= Prosecution history estoppel =

Legal doctrine

Prosecution history estoppel, also known as file-wrapper estoppel, is a term used to indicate that a person who has filed a patent application, and then makes narrowing amendments to the application to accommodate the patent law, may be precluded from invoking the doctrine of equivalents to broaden the scope of their claims to cover subject matter ceded by the amendments. Although primarily a U.S. term, questions of whether, or the extent to which the prosecution history should be relevant for determining the extent of protection of a patent also arise outside the U.S.

== Canada ==

On December 13, 2018, new section 53.1 of the Patent Act makes prosecution history evidence admissible before the Court for the purposes of claim construction.

Patents in Canada are subject to a purposive construction, which relies on reading both the claims and the specifications to determine the scope of a patent, and extrinsic evidence is not permitted. Therefore, the Canadian courts emphatically reject what they refer to as "file wrapper estoppel". No distinction is drawn between cases involving allegations of literal infringement and those involving substantive infringement, which means that the negotiations that have taken place between the patentee and the Patent Office cannot be used in order to establish a particular equivalent. Similarly, a patentee is barred from using any previous negotiations with the Patent Office in order to determine the scope of the claims of the patent (i.e. the negotiations cannot be used by the patentee or against the patentee in determining the scope of the claims within the patent).

This is one of the significant differences that exist between Canadian and US patent jurisprudence, which leads some legal commentators to state that Canada is more friendly for rights holders in pursuing patent claims.

==Germany==
The German Federal Court of Justice ruled in 2002 that "issues derived from prosecution history cannot be taken into account in the assessment of the scope of protection of a patent, even with regard to the requirement of legal certainty". More than a decade later, the Federal Court of Justice ruled on 14 June 2016 that statements made during prosecution may indicate how the skilled person construes a patent. At the same time, the Federal Court of Justice set forth that such indications must not readily be relied on as the sole basis of claim construction.

==Ireland==
The Irish Supreme Court has ruled that "evidence from the file which reflects the views of the patentee as to the construction of the claims is inadmissible".

==Netherlands==
The Dutch Supreme Court has effectively come to the opposite conclusion to most other countries in Europe. The Dutch Supreme Court has stated that where "a third party invokes the examination file in the course of confirming the interpretation defended by him of a patent, it cannot be seen that that requirement [the reasonable doubt threshold] would force any restriction on involving public data from the examination file with the interpretation of the patent".

==United Kingdom==
The UK courts have ruled that use of the examination file in aiding construction of a patent should be discouraged except where that file includes "objective information about and commentary on experiments".

== United States ==

The defining case on prosecution estoppel in the United States is Festo Corp. v. Shoketsu Kinzoku Kogyo Kabushiki Co.

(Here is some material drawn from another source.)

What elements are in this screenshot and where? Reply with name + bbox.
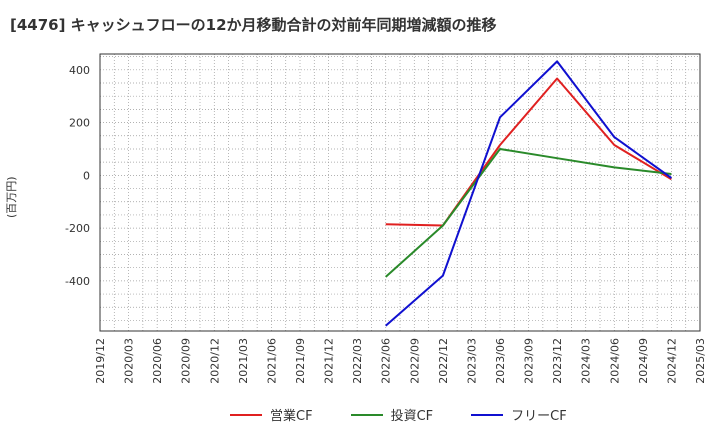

=== Festo Corp. v. Shoketsu Kinzoku Kogyo Kabushiki Co. ===

==== Court of Appeals holding ====
In November 2000, the Court of Appeals for the Federal Circuit set a complete bar rule. This complete bar rule completely prohibited a patent owner from asserting the doctrine of equivalents for certain elements of her claim in instances where, during her patent prosecution she files:
1. an amendment that narrows the scope of a claim for any reason related to the statutory requirements for a patent will give rise to a complete bar with respect to the amended claim element;
2. a "voluntary" claim amendment that narrows the scope of the claim for a reason related to the statutory requirements for a patent will give rise to prosecution history estoppel as to the amended claim element; and
3. an amendment and fails to explain the reasons for the amendment during prosecution of her patent.

==== Supreme Court reversal====
The United States Supreme Court in their opinion Festo Corp. v. Shoketsu Kinzoku Kogyo Kabushiki Co., 535 U. S. 722 (2002), citing the instruction in Warner-Jenkinson Company, Inc. v. Hilton Davis Chemical Co., finding that "courts must be cautious before adopting changes that disrupt the settled expectations of the inventing community", overturned the complete bar issued by the Federal Circuit. It also acknowledged that while any narrowing amendment made for a reason related to patentability could give rise to prosecution history estoppel, inventors who amended their claims under the previous case law had no reason to believe that they were conceding all equivalents of amended elements when responding to a rejection. Had they known, the Court stated, they might have appealed the rejection.

With this policy in mind, the Court stated that it preferred a presumptive bar approach to the doctrine of equivalents. This presumptive bar approach holds that where claims are amended, "the inventor is deemed to concede that the patent does not extend as far as the original claim" and the patentee has the burden of showing that the amendment does not surrender the particular equivalent. To succeed, then, the patentee must establish that:
1. the equivalent was unforeseeable at the time the claim was drafted;
2. the amendment did not surrender the particular equivalent in question; or
3. there was some reason why the patentee could not have recited the equivalent in the claim.